Nichio Bruno Thiago de Lima, Chaves Roxana Beatriz Ribeiro, Pedrosa Fábio de Oliveira, Raittz Roberto Tadeu
Laboratory of Artificial Intelligence Applied to Bioinformatics, Professional and Technical Education Sector - SEPT, UFPR, Curitiba, Paraná, Brazil.
Department of Biochemistry, Biological Sciences Sector, Federal University of Paraná (UFPR), Curitiba, Paraná, Brazil.
BMC Genomics. 2025 Jan 27;26(1):81. doi: 10.1186/s12864-024-10994-9.
Diazotrophs carry out biological nitrogen fixation (BNF) using the nitrogenase enzyme complex (NEC), which relies on nitrogenase encoded by nif genes. Horizontal gene transfer (HGT) and gene duplications have created significant diversity among these genes, making it challenging to identify potential diazotrophs. Previous studies have established a minimal set of Nif proteins, known as the Nif core, which includes NifH, NifD, NifK, NifE, NifN, and NifB. This study aimed to identify potential diazotroph groups based on the Nif core and to analyze the inheritance patterns of accessory Nif proteins related to Mo-nitrogenase, along with their impact on N2 fixation maintenance.

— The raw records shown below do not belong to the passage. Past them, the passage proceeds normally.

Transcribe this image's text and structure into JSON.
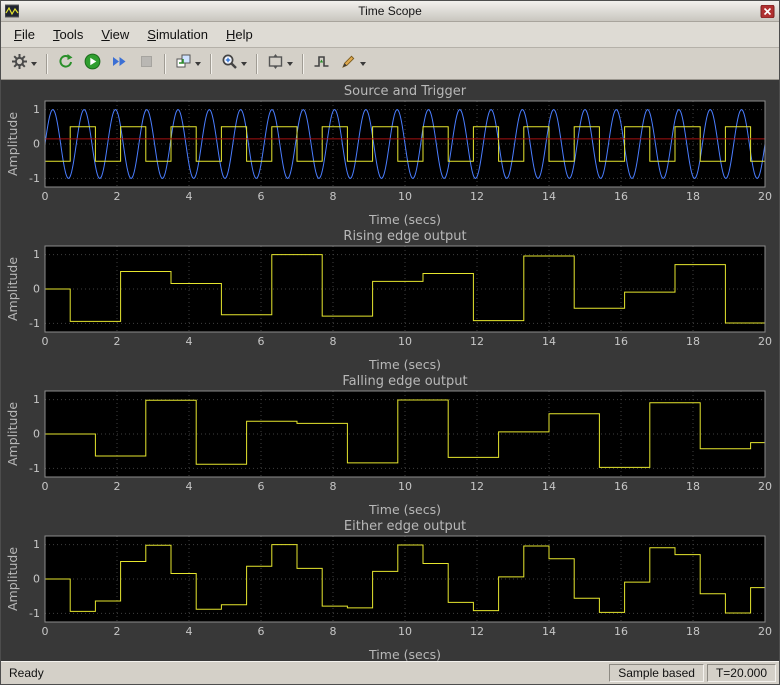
{
  "window": {
    "title": "Time Scope"
  },
  "menu": {
    "items": [
      {
        "label": "File",
        "mnemonic": "F",
        "rest": "ile"
      },
      {
        "label": "Tools",
        "mnemonic": "T",
        "rest": "ools"
      },
      {
        "label": "View",
        "mnemonic": "V",
        "rest": "iew"
      },
      {
        "label": "Simulation",
        "mnemonic": "S",
        "rest": "imulation"
      },
      {
        "label": "Help",
        "mnemonic": "H",
        "rest": "elp"
      }
    ]
  },
  "toolbar": {
    "buttons": [
      {
        "id": "settings",
        "dropdown": true
      },
      {
        "id": "restart",
        "dropdown": false
      },
      {
        "id": "run",
        "dropdown": false
      },
      {
        "id": "step-forward",
        "dropdown": false
      },
      {
        "id": "stop",
        "dropdown": false,
        "disabled": true
      },
      {
        "id": "stepping-options",
        "dropdown": true
      },
      {
        "id": "zoom",
        "dropdown": true
      },
      {
        "id": "fit-axes",
        "dropdown": true
      },
      {
        "id": "trigger",
        "dropdown": false
      },
      {
        "id": "measurements",
        "dropdown": true
      }
    ]
  },
  "statusbar": {
    "ready": "Ready",
    "sample_mode": "Sample based",
    "time": "T=20.000"
  },
  "colors": {
    "canvas_bg": "#383838",
    "plot_bg": "#000000",
    "grid": "#3f3f3f",
    "axis": "#8c8c8c",
    "tick": "#c6c6c6",
    "title": "#b8b8b8",
    "source_blue": "#4a7dff",
    "trigger_yellow": "#e6e62e",
    "trigger_level_red": "#a51212"
  },
  "chart_data": [
    {
      "type": "line",
      "title": "Source and Trigger",
      "xlabel": "Time (secs)",
      "ylabel": "Amplitude",
      "xlim": [
        0,
        20
      ],
      "ylim": [
        -1.25,
        1.25
      ],
      "xticks": [
        0,
        2,
        4,
        6,
        8,
        10,
        12,
        14,
        16,
        18,
        20
      ],
      "yticks": [
        -1,
        0,
        1
      ],
      "series": [
        {
          "name": "source-sine",
          "waveform": "sine",
          "color": "#4a7dff",
          "amplitude": 1,
          "frequency_hz": 1.15
        },
        {
          "name": "trigger-square",
          "waveform": "square",
          "color": "#e6e62e",
          "amplitude": 0.5,
          "period": 1.4,
          "high_start": 0.7
        },
        {
          "name": "trigger-level",
          "waveform": "constant",
          "color": "#a51212",
          "value": 0.15
        }
      ]
    },
    {
      "type": "line",
      "title": "Rising edge output",
      "xlabel": "Time (secs)",
      "ylabel": "Amplitude",
      "xlim": [
        0,
        20
      ],
      "ylim": [
        -1.25,
        1.25
      ],
      "xticks": [
        0,
        2,
        4,
        6,
        8,
        10,
        12,
        14,
        16,
        18,
        20
      ],
      "yticks": [
        -1,
        0,
        1
      ],
      "series": [
        {
          "name": "rising-edge-output",
          "waveform": "step",
          "color": "#e6e62e",
          "points": [
            [
              0,
              0
            ],
            [
              0.7,
              -0.94
            ],
            [
              2.1,
              0.51
            ],
            [
              3.5,
              0.16
            ],
            [
              4.9,
              -0.75
            ],
            [
              6.3,
              1.0
            ],
            [
              7.7,
              -0.79
            ],
            [
              9.1,
              0.22
            ],
            [
              10.5,
              0.45
            ],
            [
              11.9,
              -0.92
            ],
            [
              13.3,
              0.96
            ],
            [
              14.7,
              -0.56
            ],
            [
              16.1,
              -0.09
            ],
            [
              17.5,
              0.71
            ],
            [
              18.9,
              -0.99
            ]
          ]
        }
      ]
    },
    {
      "type": "line",
      "title": "Falling edge output",
      "xlabel": "Time (secs)",
      "ylabel": "Amplitude",
      "xlim": [
        0,
        20
      ],
      "ylim": [
        -1.25,
        1.25
      ],
      "xticks": [
        0,
        2,
        4,
        6,
        8,
        10,
        12,
        14,
        16,
        18,
        20
      ],
      "yticks": [
        -1,
        0,
        1
      ],
      "series": [
        {
          "name": "falling-edge-output",
          "waveform": "step",
          "color": "#e6e62e",
          "points": [
            [
              0,
              0
            ],
            [
              1.4,
              -0.64
            ],
            [
              2.8,
              0.98
            ],
            [
              4.2,
              -0.88
            ],
            [
              5.6,
              0.37
            ],
            [
              7.0,
              0.31
            ],
            [
              8.4,
              -0.84
            ],
            [
              9.8,
              0.99
            ],
            [
              11.2,
              -0.68
            ],
            [
              12.6,
              0.06
            ],
            [
              14.0,
              0.59
            ],
            [
              15.4,
              -0.97
            ],
            [
              16.8,
              0.91
            ],
            [
              18.2,
              -0.43
            ],
            [
              19.6,
              -0.25
            ]
          ]
        }
      ]
    },
    {
      "type": "line",
      "title": "Either edge output",
      "xlabel": "Time (secs)",
      "ylabel": "Amplitude",
      "xlim": [
        0,
        20
      ],
      "ylim": [
        -1.25,
        1.25
      ],
      "xticks": [
        0,
        2,
        4,
        6,
        8,
        10,
        12,
        14,
        16,
        18,
        20
      ],
      "yticks": [
        -1,
        0,
        1
      ],
      "series": [
        {
          "name": "either-edge-output",
          "waveform": "step",
          "color": "#e6e62e",
          "points": [
            [
              0,
              0
            ],
            [
              0.7,
              -0.94
            ],
            [
              1.4,
              -0.64
            ],
            [
              2.1,
              0.51
            ],
            [
              2.8,
              0.98
            ],
            [
              3.5,
              0.16
            ],
            [
              4.2,
              -0.88
            ],
            [
              4.9,
              -0.75
            ],
            [
              5.6,
              0.37
            ],
            [
              6.3,
              1.0
            ],
            [
              7.0,
              0.31
            ],
            [
              7.7,
              -0.79
            ],
            [
              8.4,
              -0.84
            ],
            [
              9.1,
              0.22
            ],
            [
              9.8,
              0.99
            ],
            [
              10.5,
              0.45
            ],
            [
              11.2,
              -0.68
            ],
            [
              11.9,
              -0.92
            ],
            [
              12.6,
              0.06
            ],
            [
              13.3,
              0.96
            ],
            [
              14.0,
              0.59
            ],
            [
              14.7,
              -0.56
            ],
            [
              15.4,
              -0.97
            ],
            [
              16.1,
              -0.09
            ],
            [
              16.8,
              0.91
            ],
            [
              17.5,
              0.71
            ],
            [
              18.2,
              -0.43
            ],
            [
              18.9,
              -0.99
            ],
            [
              19.6,
              -0.25
            ]
          ]
        }
      ]
    }
  ]
}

In a systematic study, 118 diazotrophs were identified, resulting in a database of 2,156 Nif protein sequences obtained with RAFTS³G. Using this Nif database and a data mining strategy, we extended our analysis to 711 species and found that 544 contain the Nif core. A partial Nif core set was observed in eight species in this study. Finally, we cataloged 662 species with Nif core, of which 52 were novel. Our analysis generated 10,076 Nif proteins from these species and revealed some Nif core duplications. Additionally, we determined the optimal cluster value (k = 10) for analyzing diazotrophic diversity. Combining synteny and phylogenetic analyses revealed distinct syntenies in the nif gene composition across ten groups.
This study advances our understanding of the distribution of nif genes, aiding in the prediction and classification of N₂-fixing organisms. Furthermore, we present a comprehensive overview of the diversity, distribution, and evolutionary relationships among diazotrophic organisms associated with the Nif core. The analysis revealed the phylogenetic and functional organization of different groups, identifying synteny patterns and new nif gene arrangements across various bacterial and archaeal species.The identified groups serve as a valuable framework for further exploration of the molecular mechanisms underlying biological nitrogen fixation and its evolutionary significance across different bacterial lineages.
固氮微生物利用固氮酶复合物(NEC)进行生物固氮(BNF),该复合物依赖于由nif基因编码的固氮酶。水平基因转移(HGT)和基因复制在这些基因之间产生了显著的多样性,使得识别潜在的固氮微生物具有挑战性。先前的研究已经确定了一组最小的Nif蛋白,称为Nif核心,其中包括NifH、NifD、NifK、NifE、NifN和NifB。本研究旨在基于Nif核心识别潜在的固氮微生物群体,并分析与钼固氮酶相关的辅助Nif蛋白的遗传模式,以及它们对固氮维持的影响。
在一项系统研究中,鉴定出118种固氮微生物,通过RAFTS³G获得了一个包含2156个Nif蛋白序列的数据库。利用这个Nif数据库和数据挖掘策略,我们将分析扩展到711个物种,发现其中544个含有Nif核心。在本研究的8个物种中观察到部分Nif核心集。最后,我们编目了662个含有Nif核心的物种,其中52个是新物种。我们的分析从这些物种中生成了10076个Nif蛋白,并揭示了一些Nif核心的重复。此外,我们确定了用于分析固氮微生物多样性的最佳聚类值(k = 10)。结合共线性和系统发育分析揭示了十个组中nif基因组成的不同共线性。
本研究推进了我们对nif基因分布的理解,有助于对固氮生物的预测和分类。此外,我们全面概述了与Nif核心相关的固氮生物之间的多样性、分布和进化关系。分析揭示了不同组的系统发育和功能组织,确定了各种细菌和古菌物种中的共线性模式和新的nif基因排列。所鉴定的组为进一步探索生物固氮的分子机制及其在不同细菌谱系中的进化意义提供了有价值的框架。